Erik Hayden 690 Views Sep 15, 2010
Antiquated technology has a certain subcultural cachet. Not only with art collecters and steampunk devotees, but also with the population of "bohemian Brooklyn" also known as—yes we're going to use that word—hipsters. Some fauxhemians wear 19th-century men's clothing, comb flea markets for intricately-detailed antique maps, and dabble in taxidermy. The New Republic's art critic Jed Perl touches on this "vogue for Victoriana" in a recent essay.

Reviewing two books, Cartographies of Time and Andrew Alpern's Collection of Drawing Instruments, Perl briefly how hipsters latched on to this obsession and weighs whether it is merely a pose:
There’s a particular charm about the eighteenth-century [instrument] sets, which were packed away in a compact box, shaped like a flatted-out covered cup, known as an étui.
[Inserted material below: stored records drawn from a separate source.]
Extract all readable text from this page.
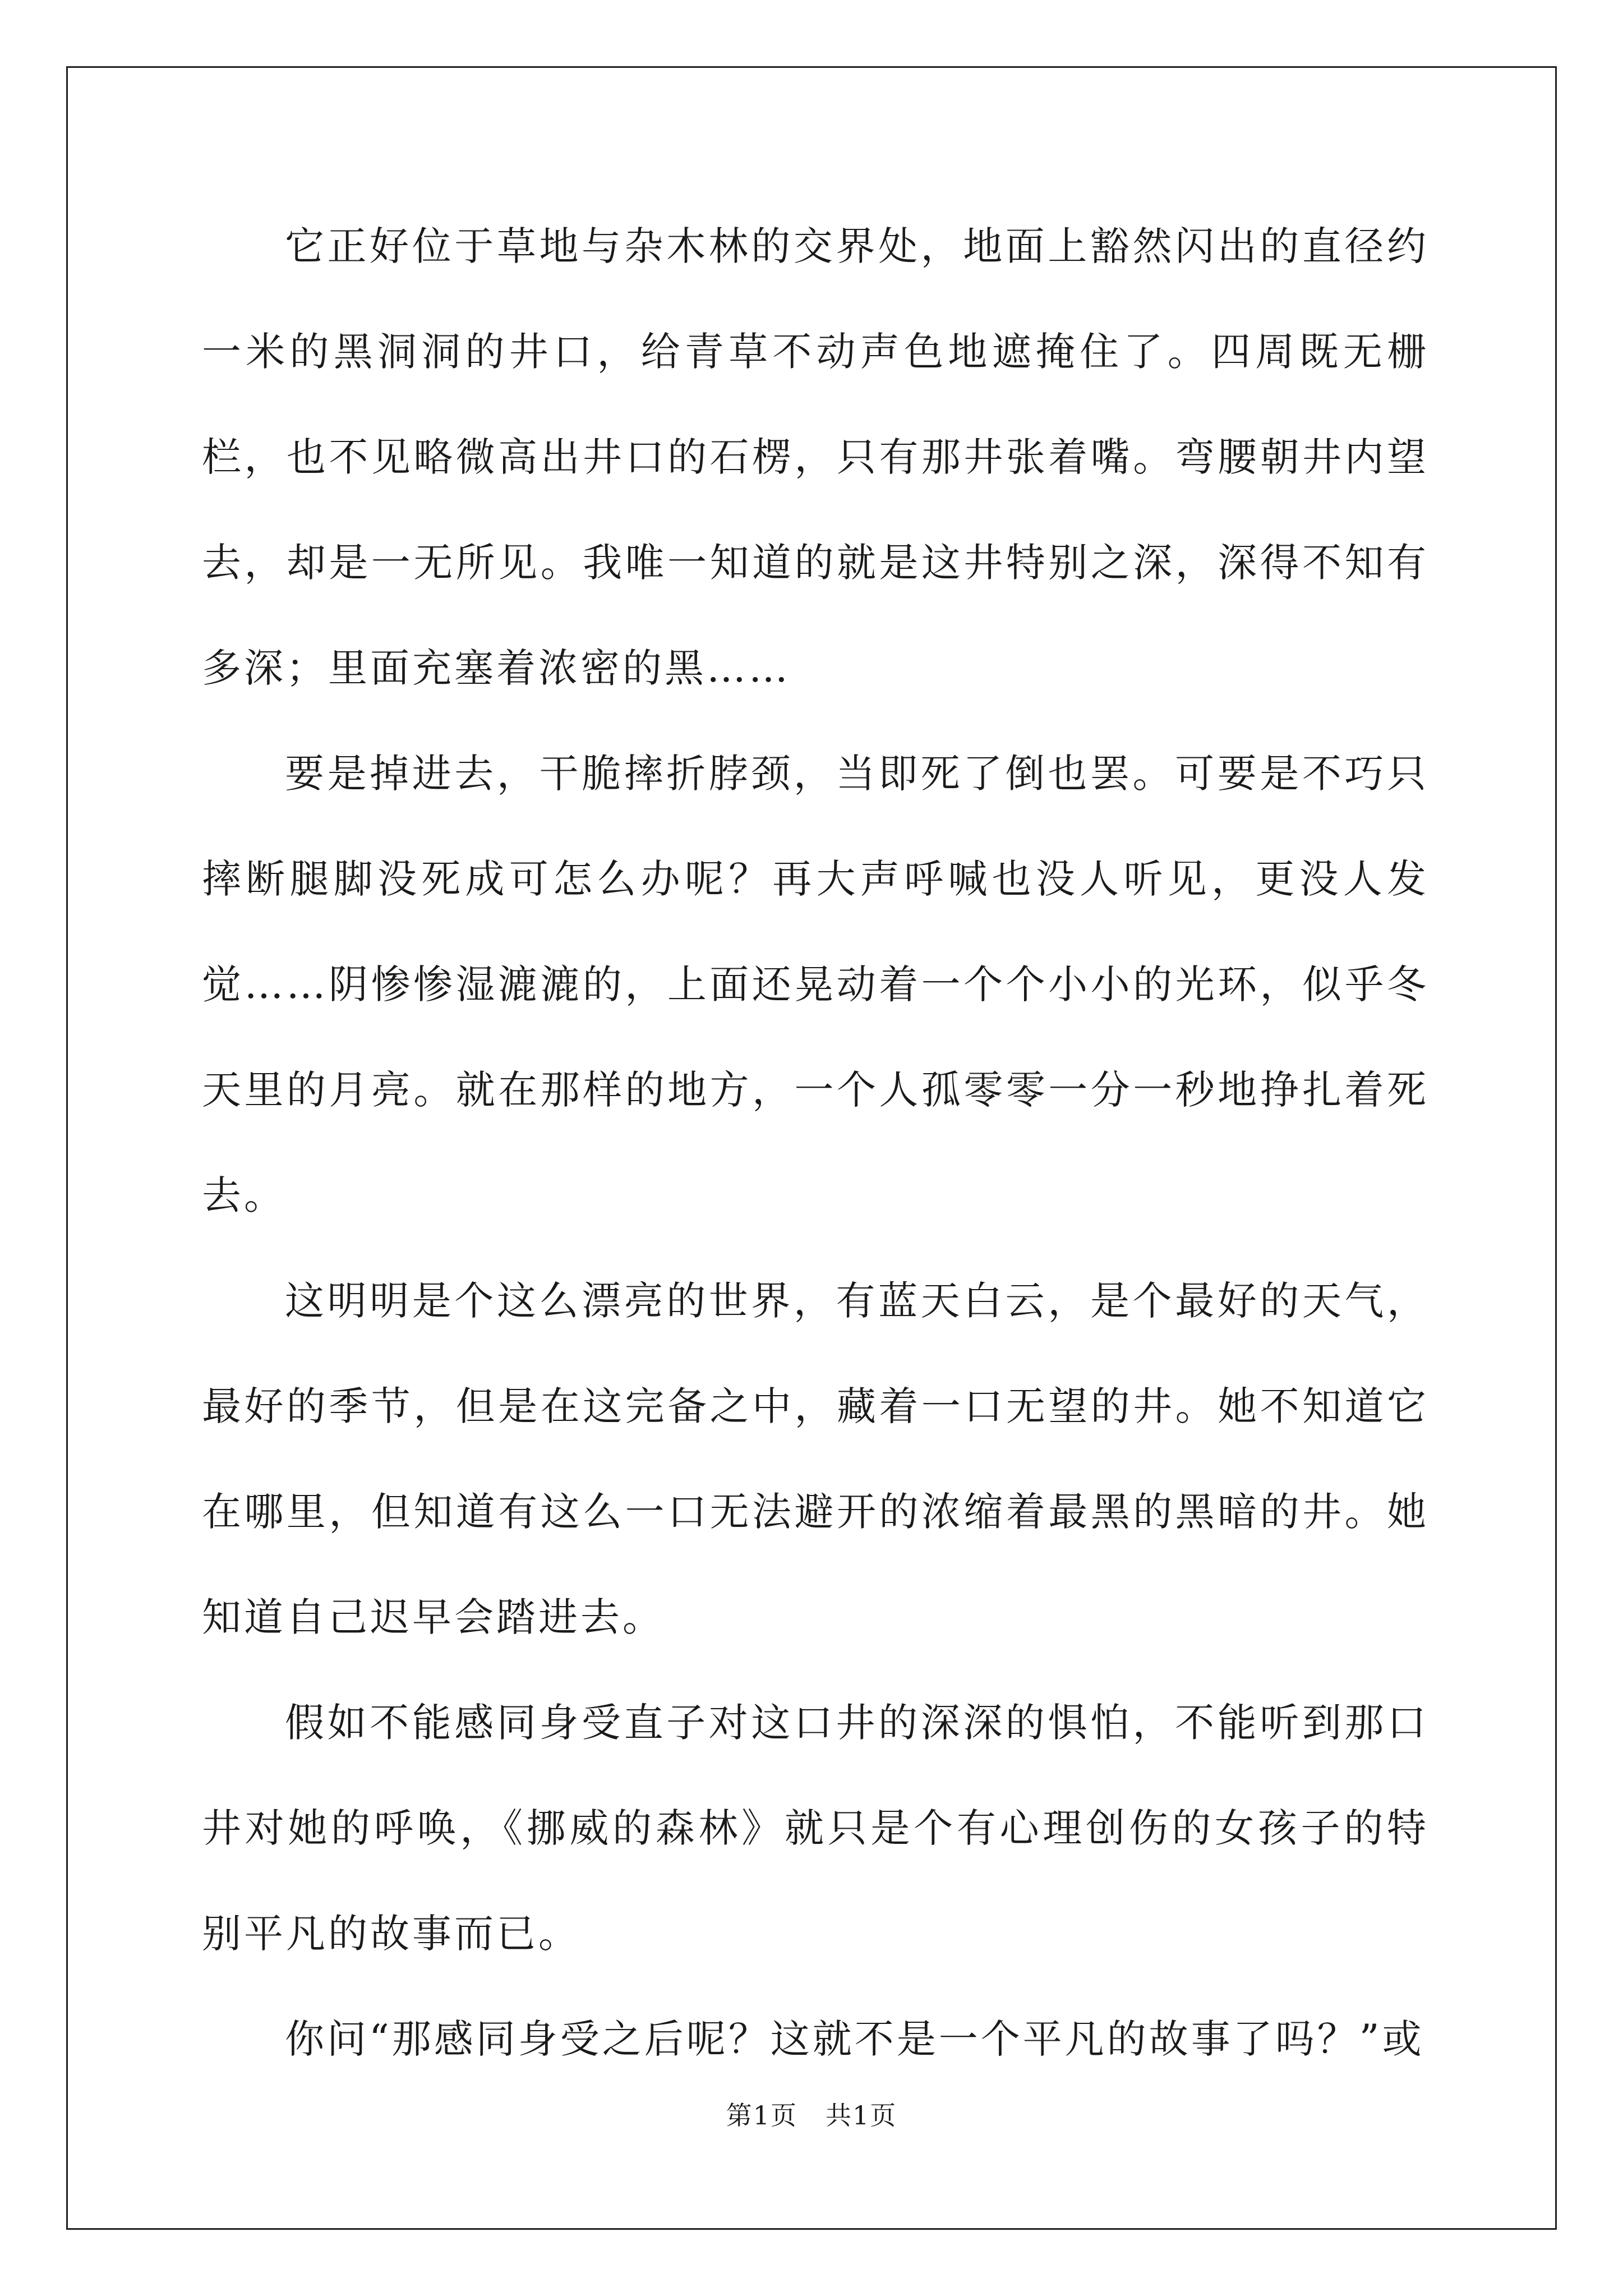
它正好位于草地与杂木林的交界处，地面上豁然闪出的直径约一米的黑洞洞的井口，给青草不动声色地遮掩住了。四周既无栅栏，也不见略微高出井口的石楞，只有那井张着嘴。弯腰朝井内望去，却是一无所见。我唯一知道的就是这井特别之深，深得不知有多深；里面充塞着浓密的黑……

要是掉进去，干脆摔折脖颈，当即死了倒也罢。可要是不巧只摔断腿脚没死成可怎么办呢？再大声呼喊也没人听见，更没人发觉……阴惨惨湿漉漉的，上面还晃动着一个个小小的光环，似乎冬天里的月亮。就在那样的地方，一个人孤零零一分一秒地挣扎着死去。

这明明是个这么漂亮的世界，有蓝天白云，是个最好的天气，最好的季节，但是在这完备之中，藏着一口无望的井。她不知道它在哪里，但知道有这么一口无法避开的浓缩着最黑的黑暗的井。她知道自己迟早会踏进去。

假如不能感同身受直子对这口井的深深的惧怕，不能听到那口井对她的呼唤，《挪威的森林》就只是个有心理创伤的女孩子的特别平凡的故事而已。

你问“那感同身受之后呢？这就不是一个平凡的故事了吗？”或

第1页 共1页
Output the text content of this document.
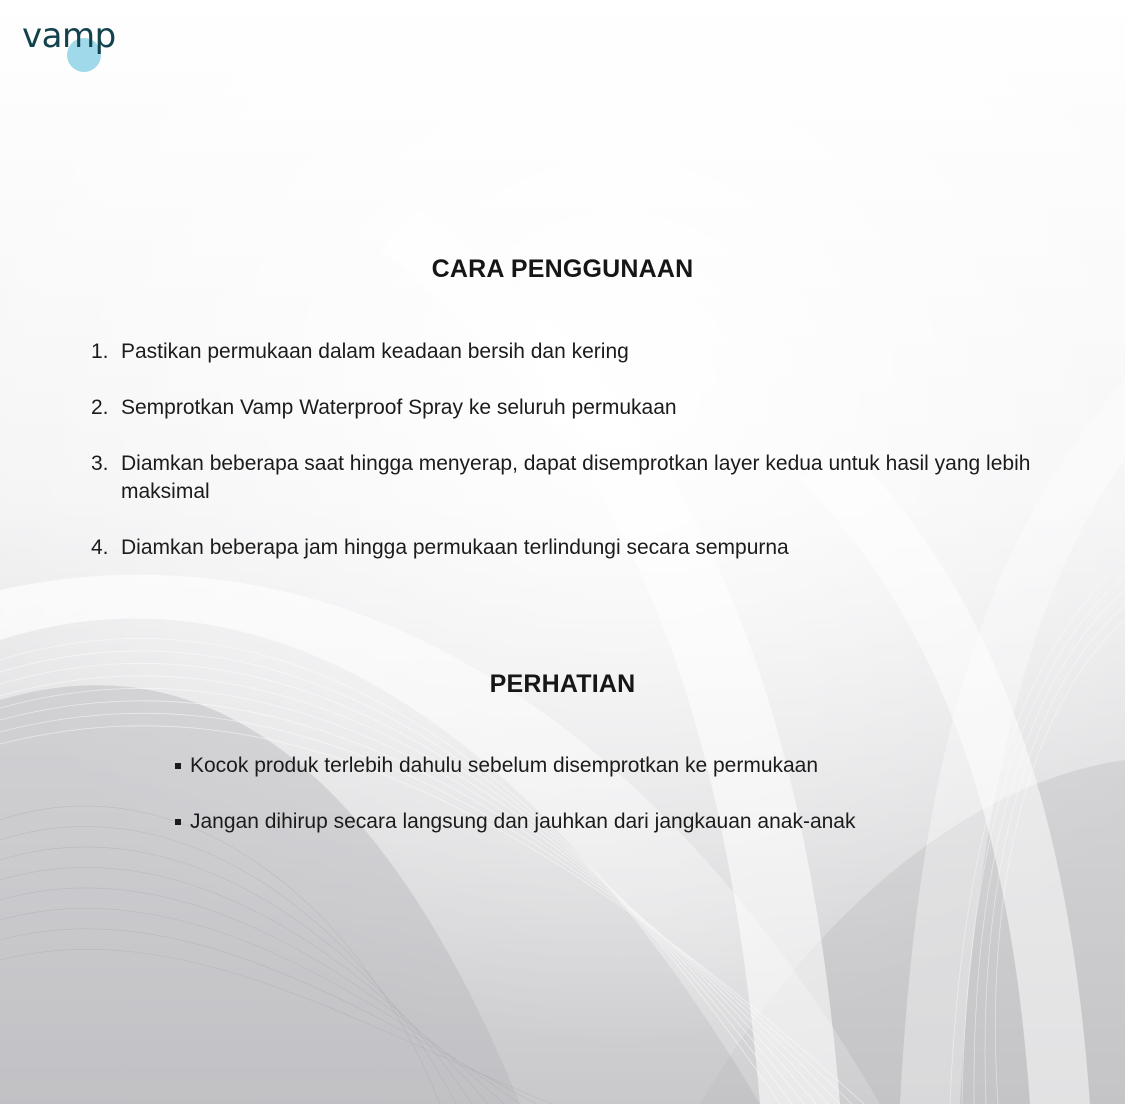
vamp
CARA PENGGUNAAN
1. Pastikan permukaan dalam keadaan bersih dan kering
2. Semprotkan Vamp Waterproof Spray ke seluruh permukaan
3. Diamkan beberapa saat hingga menyerap, dapat disemprotkan layer kedua untuk hasil yang lebih maksimal
4. Diamkan beberapa jam hingga permukaan terlindungi secara sempurna
PERHATIAN
Kocok produk terlebih dahulu sebelum disemprotkan ke permukaan
Jangan dihirup secara langsung dan jauhkan dari jangkauan anak-anak
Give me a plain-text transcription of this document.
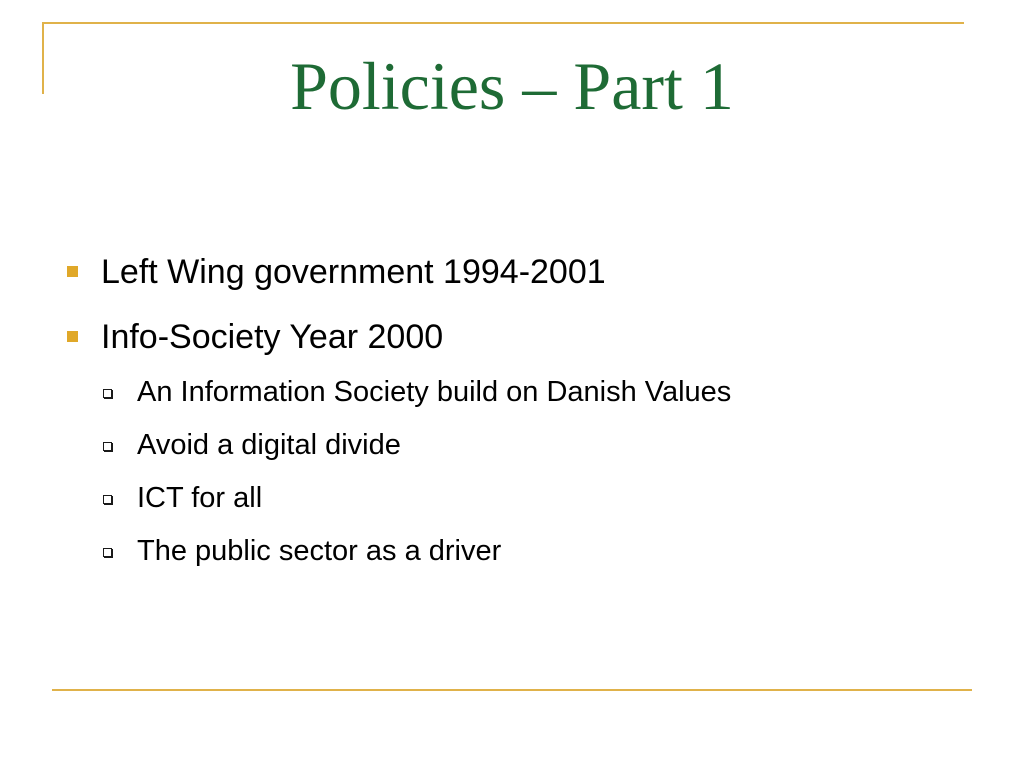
Policies – Part 1
Left Wing government 1994-2001
Info-Society Year 2000
An Information Society build on Danish Values
Avoid a digital divide
ICT for all
The public sector as a driver
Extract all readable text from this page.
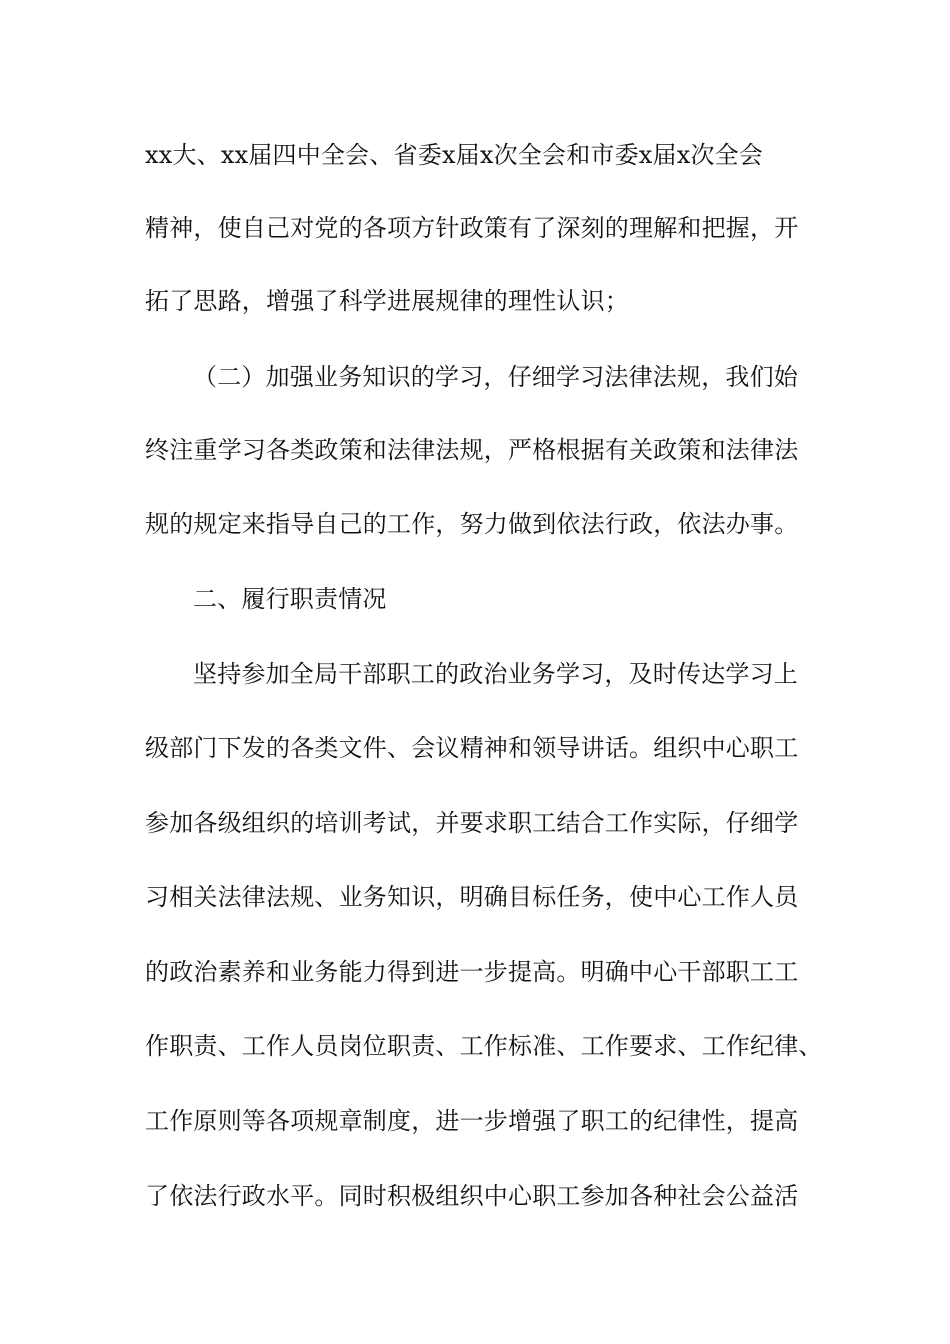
xx大、xx届四中全会、省委x届x次全会和市委x届x次全会
精神，使自己对党的各项方针政策有了深刻的理解和把握，开
拓了思路，增强了科学进展规律的理性认识；
（二）加强业务知识的学习，仔细学习法律法规，我们始
终注重学习各类政策和法律法规，严格根据有关政策和法律法
规的规定来指导自己的工作，努力做到依法行政，依法办事。
二、履行职责情况
坚持参加全局干部职工的政治业务学习，及时传达学习上
级部门下发的各类文件、会议精神和领导讲话。组织中心职工
参加各级组织的培训考试，并要求职工结合工作实际，仔细学
习相关法律法规、业务知识，明确目标任务，使中心工作人员
的政治素养和业务能力得到进一步提高。明确中心干部职工工
作职责、工作人员岗位职责、工作标准、工作要求、工作纪律、
工作原则等各项规章制度，进一步增强了职工的纪律性，提高
了依法行政水平。同时积极组织中心职工参加各种社会公益活
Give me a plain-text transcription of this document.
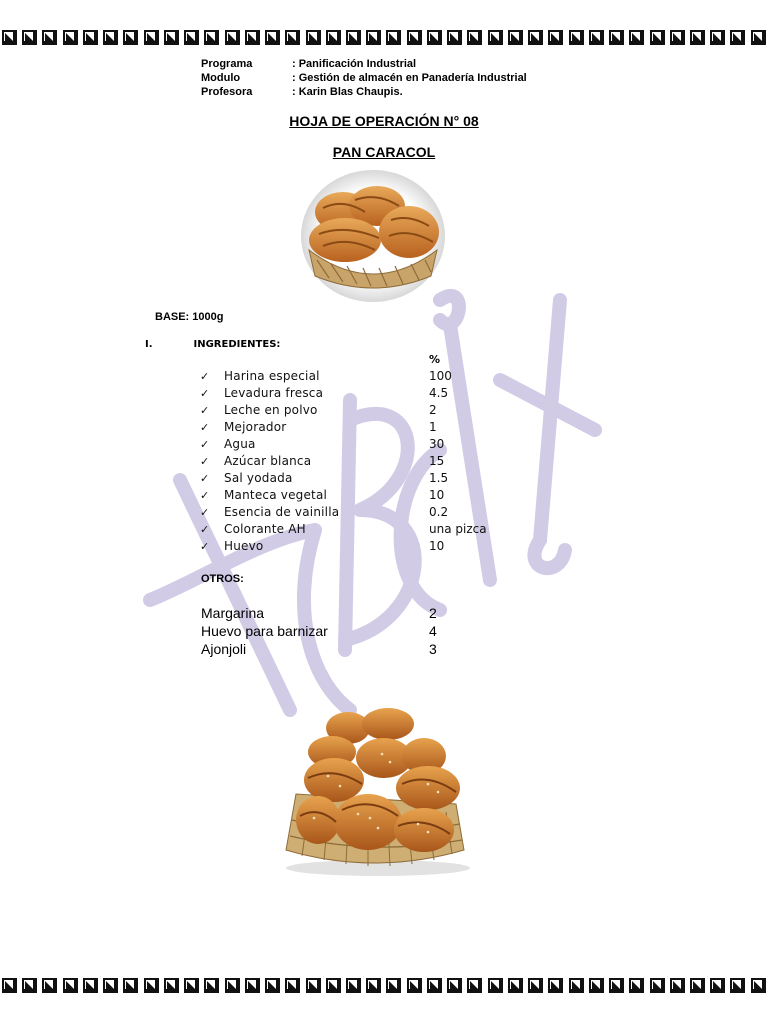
Programa	: Panificación Industrial
Modulo	: Gestión de almacén en Panadería Industrial
Profesora	: Karin Blas Chaupis.
HOJA DE OPERACIÓN N° 08
PAN CARACOL
BASE: 1000g
I.	INGREDIENTES:
%
✓	Harina especial	100
✓	Levadura fresca	4.5
✓	Leche en polvo	2
✓	Mejorador	1
✓	Agua	30
✓	Azúcar blanca	15
✓	Sal yodada	1.5
✓	Manteca vegetal	10
✓	Esencia de vainilla	0.2
✓	Colorante AH	una pizca
✓	Huevo	10
OTROS:
Margarina	2
Huevo para barnizar	4
Ajonjoli	3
Compared to the larger collections of instruments produced in the late nineteenth and early twentieth centuries, arranged in rather somber cases with dark interiors, there is a coziness about the eighteenth-century sets, a sense of the architect as a figure who is still slightly casual, sitting down to work whenever and wherever inspiration strikes...
The hipster appeal of both these books, and I would not underestimate it, has nothing to do with hipster lite; it’s the real McCoy, grounded in scholarly avidity and original thought. Both volumes might be described as salutes to the nerd imagination through history.